No hubo más preguntas, puesto que al fin y al cabo poco importaba qué rumbo siguieran siempre que el mar estuviera en calma, los vientos fueran propicios y no se avistara vela alguna en el horizonte.
La mayor parte de los barcos partían de algún puerto y se dirigían a alguna parte, con lo que la vida de cuantos iban a bordo se regía por unas reglas marcadas por la necesidad de alcanzar pronto o tarde dicho destino, pero el escurridizo Jacaré se limitaba a vagar de un lado a otro, listo a caer sobre una desprevenida víctima o a emprender rápida huida si el enemigo resultaba excesivamente poderoso, y eso hacía que el simple hecho de navegar constituyera una monótona forma de vida de la que no cabía esperar grandes sorpresas.
Atrapar una presa solía ser cuestión de horas, pero aguardar a que hiciese su aparición podía demorarse semanas e incluso meses, y ésa era la principal razón por la que los tripulantes del Jacaré se habían hecho a la idea de que la estilizada nave era su hogar, y la paciencia su aliada.
Comían, dormían, baldeaban cubiertas, charlaban o jugaban a las cartas conscientes de que en su duro oficio de piratas eran más los tiempos de rutina que los de acción y a tal punto llegaba su abandono que con harta frecuencia aquella desharrapada tripulación más parecía una simple panda de vagabundos que una auténtica cuadrilla de facinerosos capaz de mandar al fondo del mar a toda una escuadra.
Sebastián Heredia comenzó a analizarlos uno por uno tratando de hacerse una idea de a cuántos se vería obligado a desembarcar antes de que a cualquiera de ellos se le pasara por la mente la apetitosa idea de hundirle un cuchillo en la espalda para hacerse con el mando, y le dolió llegar al convencimiento de que si pretendía dormir tranquilo no le quedaría más remedio que prescindir de casi la mitad de sus hombres.
A la vista ya del seguro refugio de las Granadinas, se lo comentó al capitán, quien se limitó a hacer un significativo gesto con ambas manos, con el que pretendía demostrar su indiferencia.

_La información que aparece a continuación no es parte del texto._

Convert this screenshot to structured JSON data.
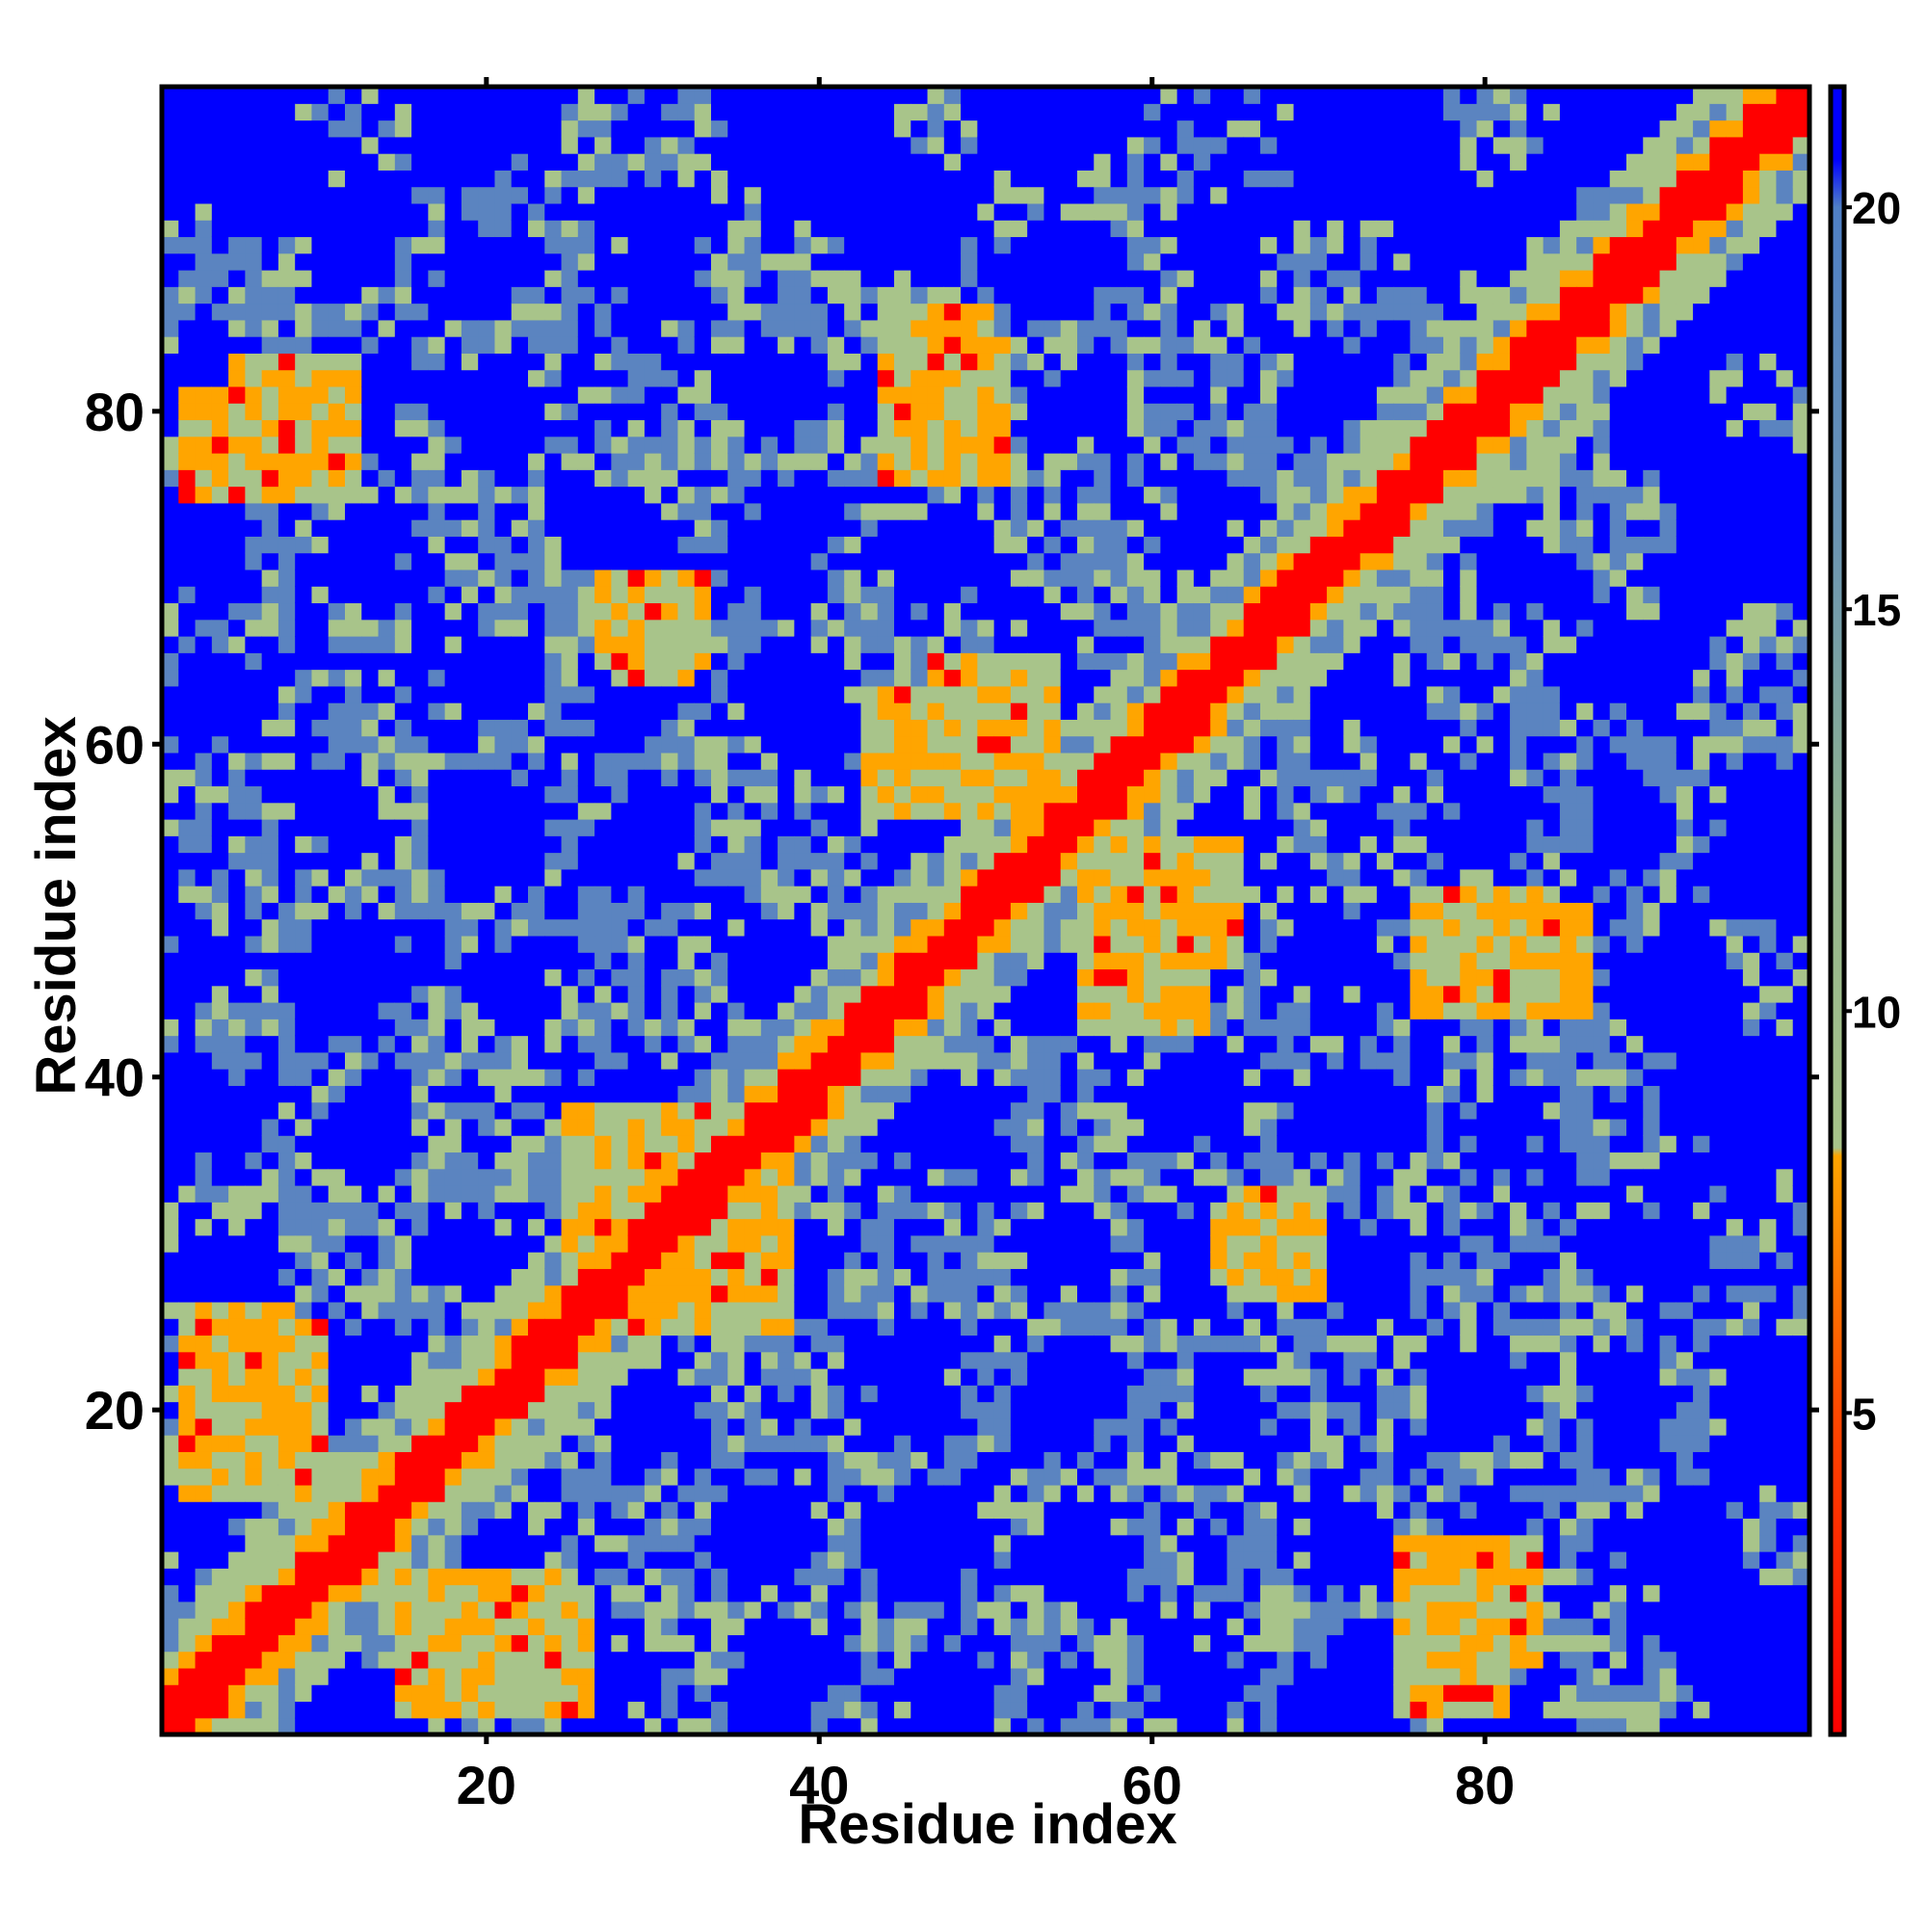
{
  "chart_data": {
    "type": "heatmap",
    "title": "",
    "xlabel": "Residue index",
    "ylabel": "Residue index",
    "n_residues": 99,
    "xlim": [
      1,
      99
    ],
    "ylim": [
      1,
      99
    ],
    "x_ticks": [
      20,
      40,
      60,
      80
    ],
    "y_ticks": [
      20,
      40,
      60,
      80
    ],
    "x_tick_labels": [
      "20",
      "40",
      "60",
      "80"
    ],
    "y_tick_labels": [
      "20",
      "40",
      "60",
      "80"
    ],
    "colorbar": {
      "range": [
        1,
        21.5
      ],
      "ticks": [
        5,
        10,
        15,
        20
      ],
      "tick_labels": [
        "5",
        "10",
        "15",
        "20"
      ],
      "stops": [
        {
          "value": 1,
          "color": "#ff0000"
        },
        {
          "value": 5,
          "color": "#ff4800"
        },
        {
          "value": 8.2,
          "color": "#ffa500"
        },
        {
          "value": 8.3,
          "color": "#a8c48a"
        },
        {
          "value": 12,
          "color": "#92b48e"
        },
        {
          "value": 16,
          "color": "#6a94b4"
        },
        {
          "value": 20,
          "color": "#4f80c6"
        },
        {
          "value": 20.6,
          "color": "#0000ff"
        },
        {
          "value": 21.5,
          "color": "#0000ff"
        }
      ]
    },
    "colors": {
      "contact": "#ff0000",
      "close": "#ffa500",
      "medium": "#a8c48a",
      "far": "#5b84c0",
      "no_contact": "#0000ff"
    },
    "contact_bands": [
      {
        "x": [
          1,
          99
        ],
        "y": [
          1,
          99
        ],
        "kind": "main diagonal"
      },
      {
        "x": [
          15,
          26
        ],
        "y": [
          2,
          8
        ],
        "kind": "beta contact"
      },
      {
        "x": [
          2,
          10
        ],
        "y": [
          15,
          25
        ],
        "kind": "beta contact"
      },
      {
        "x": [
          25,
          37
        ],
        "y": [
          27,
          38
        ],
        "kind": "helix band"
      },
      {
        "x": [
          44,
          50
        ],
        "y": [
          77,
          86
        ],
        "kind": "beta contact"
      },
      {
        "x": [
          47,
          54
        ],
        "y": [
          57,
          65
        ],
        "kind": "beta contact"
      },
      {
        "x": [
          56,
          63
        ],
        "y": [
          43,
          54
        ],
        "kind": "beta contact"
      },
      {
        "x": [
          76,
          84
        ],
        "y": [
          44,
          51
        ],
        "kind": "beta contact"
      },
      {
        "x": [
          75,
          81
        ],
        "y": [
          2,
          11
        ],
        "kind": "beta contact"
      },
      {
        "x": [
          65,
          70
        ],
        "y": [
          27,
          33
        ],
        "kind": "beta contact"
      },
      {
        "x": [
          5,
          12
        ],
        "y": [
          75,
          83
        ],
        "kind": "beta contact"
      },
      {
        "x": [
          28,
          32
        ],
        "y": [
          64,
          70
        ],
        "kind": "beta contact"
      }
    ]
  }
}
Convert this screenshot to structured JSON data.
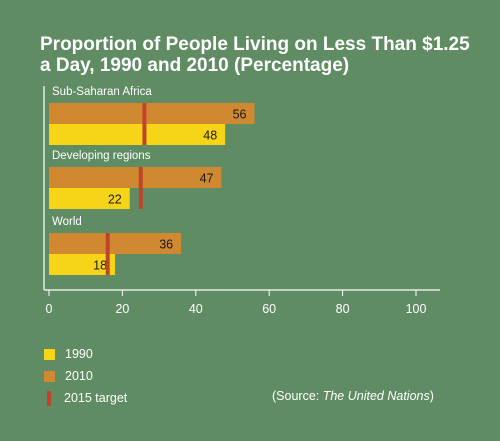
{
  "chart_data": {
    "type": "bar",
    "orientation": "horizontal",
    "title": "Proportion of People Living on Less Than $1.25 a Day, 1990 and 2010 (Percentage)",
    "groups": [
      {
        "label": "Sub-Saharan Africa",
        "v2010": 56,
        "v1990": 48,
        "target": 26
      },
      {
        "label": "Developing regions",
        "v2010": 47,
        "v1990": 22,
        "target": 25
      },
      {
        "label": "World",
        "v2010": 36,
        "v1990": 18,
        "target": 16
      }
    ],
    "series": [
      {
        "name": "1990",
        "color": "#f6d417"
      },
      {
        "name": "2010",
        "color": "#d08930"
      },
      {
        "name": "2015 target",
        "color": "#c0442b"
      }
    ],
    "xlim": [
      0,
      100
    ],
    "xticks": [
      "0",
      "20",
      "40",
      "60",
      "80",
      "100"
    ],
    "grid": false,
    "legend_position": "bottom-left"
  },
  "legend": [
    {
      "label": "1990",
      "color": "#f6d417"
    },
    {
      "label": "2010",
      "color": "#d08930"
    },
    {
      "label": "2015 target",
      "color": "#c0442b"
    }
  ],
  "source": {
    "prefix": "(Source: ",
    "name": "The United Nations",
    "suffix": ")"
  }
}
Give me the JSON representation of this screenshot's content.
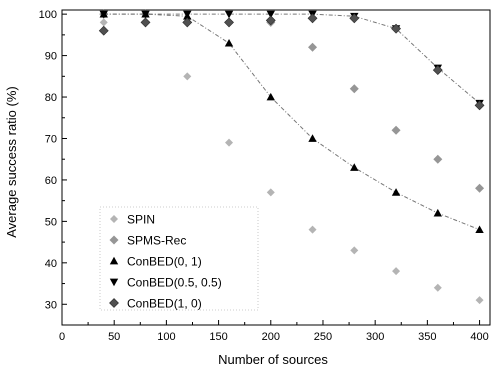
{
  "chart_data": {
    "type": "scatter",
    "title": "",
    "xlabel": "Number of sources",
    "ylabel": "Average success ratio (%)",
    "xlim": [
      0,
      410
    ],
    "ylim": [
      25,
      101
    ],
    "xticks": [
      0,
      50,
      100,
      150,
      200,
      250,
      300,
      350,
      400
    ],
    "yticks": [
      30,
      40,
      50,
      60,
      70,
      80,
      90,
      100
    ],
    "grid": false,
    "legend_position": "bottom-left",
    "series": [
      {
        "name": "SPIN",
        "marker": "light-diamond",
        "color": "#b4b4b4",
        "line": false,
        "x": [
          40,
          80,
          120,
          160,
          200,
          240,
          280,
          320,
          360,
          400
        ],
        "y": [
          98,
          98,
          85,
          69,
          57,
          48,
          43,
          38,
          34,
          31
        ]
      },
      {
        "name": "SPMS-Rec",
        "marker": "medium-diamond",
        "color": "#969696",
        "line": false,
        "x": [
          40,
          80,
          120,
          160,
          200,
          240,
          280,
          320,
          360,
          400
        ],
        "y": [
          100,
          100,
          98,
          98,
          98,
          92,
          82,
          72,
          65,
          58
        ]
      },
      {
        "name": "ConBED(0, 1)",
        "marker": "triangle-up",
        "color": "#000000",
        "line": true,
        "x": [
          40,
          80,
          120,
          160,
          200,
          240,
          280,
          320,
          360,
          400
        ],
        "y": [
          100,
          100,
          99.5,
          93,
          80,
          70,
          63,
          57,
          52,
          48
        ]
      },
      {
        "name": "ConBED(0.5, 0.5)",
        "marker": "triangle-down",
        "color": "#000000",
        "line": true,
        "x": [
          40,
          80,
          120,
          160,
          200,
          240,
          280,
          320,
          360,
          400
        ],
        "y": [
          100,
          100,
          100,
          100,
          100,
          100,
          99.5,
          96.5,
          87,
          78.5
        ]
      },
      {
        "name": "ConBED(1, 0)",
        "marker": "dark-diamond",
        "color": "#505050",
        "line": false,
        "x": [
          40,
          80,
          120,
          160,
          200,
          240,
          280,
          320,
          360,
          400
        ],
        "y": [
          96,
          98,
          98,
          98,
          98.5,
          99,
          99,
          96.5,
          86.5,
          78
        ]
      }
    ]
  }
}
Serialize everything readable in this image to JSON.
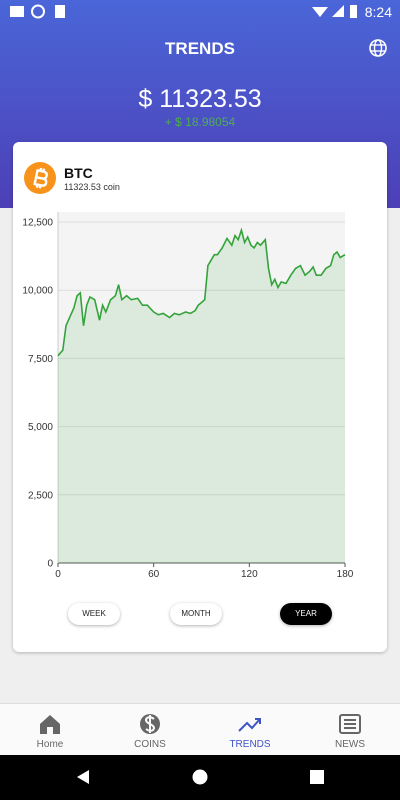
{
  "status_bar": {
    "time": "8:24"
  },
  "header": {
    "title": "TRENDS",
    "price": "$ 11323.53",
    "change": "+ $ 18.98054"
  },
  "coin": {
    "symbol": "BTC",
    "amount": "11323.53 coin"
  },
  "chart_data": {
    "type": "line",
    "x": [
      0,
      3,
      5,
      8,
      10,
      12,
      14,
      16,
      18,
      20,
      23,
      26,
      28,
      30,
      33,
      36,
      38,
      40,
      43,
      46,
      50,
      53,
      56,
      60,
      63,
      66,
      70,
      73,
      76,
      80,
      83,
      86,
      88,
      90,
      92,
      94,
      96,
      98,
      100,
      103,
      106,
      109,
      111,
      113,
      115,
      117,
      119,
      121,
      123,
      125,
      127,
      130,
      132,
      134,
      136,
      138,
      140,
      143,
      146,
      149,
      152,
      155,
      158,
      160,
      162,
      165,
      168,
      171,
      173,
      175,
      177,
      180
    ],
    "series": [
      {
        "color": "#34a33a",
        "values": [
          7600,
          7800,
          8700,
          9100,
          9350,
          9800,
          9900,
          8700,
          9450,
          9750,
          9650,
          8900,
          9450,
          9200,
          9650,
          9800,
          10200,
          9650,
          9800,
          9650,
          9700,
          9450,
          9450,
          9200,
          9100,
          9150,
          9000,
          9150,
          9100,
          9200,
          9150,
          9250,
          9450,
          9550,
          9650,
          10900,
          11100,
          11300,
          11300,
          11550,
          11900,
          11650,
          12000,
          11850,
          12200,
          11750,
          11950,
          11650,
          11550,
          11750,
          11650,
          11850,
          10800,
          10200,
          10400,
          10100,
          10300,
          10250,
          10550,
          10800,
          10900,
          10550,
          10700,
          10850,
          10550,
          10550,
          10800,
          10900,
          11300,
          11400,
          11200,
          11300
        ]
      }
    ],
    "xlim": [
      0,
      180
    ],
    "xticks": [
      0,
      60,
      120,
      180
    ],
    "ylim": [
      0,
      12500
    ],
    "yticks": [
      0,
      {
        "value": 2500,
        "label": "2,500"
      },
      {
        "value": 5000,
        "label": "5,000"
      },
      {
        "value": 7500,
        "label": "7,500"
      },
      {
        "value": 10000,
        "label": "10,000"
      },
      {
        "value": 12500,
        "label": "12,500"
      }
    ],
    "grid": true,
    "fill_area": true
  },
  "range_buttons": {
    "items": [
      "WEEK",
      "MONTH",
      "YEAR"
    ],
    "selected": 2
  },
  "nav": {
    "items": [
      "Home",
      "COINS",
      "TRENDS",
      "NEWS"
    ],
    "selected": 2
  }
}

— Desde el momento mismo en que el barco sea tuyo podrás hacer lo que te venga en gana — dijo —. Pero ten presente una cosa: si te libras de algunos, los demás comprenderán que lo has hecho por miedo, y en ese caso nunca podrás esperar de ellos más que traición. — Le propinó una afectuosa palmada en la mano, como a un hijo al que estuviera dándole sus últimos consejos, para continuar con idéntico tono —: Para ser capitán de un barco como éste hay que poner los cojones sobre la mesa desde el primer día, y si no crees estar en condiciones de hacerlo lo mejor es que renuncies mientras aún estás a tiempo.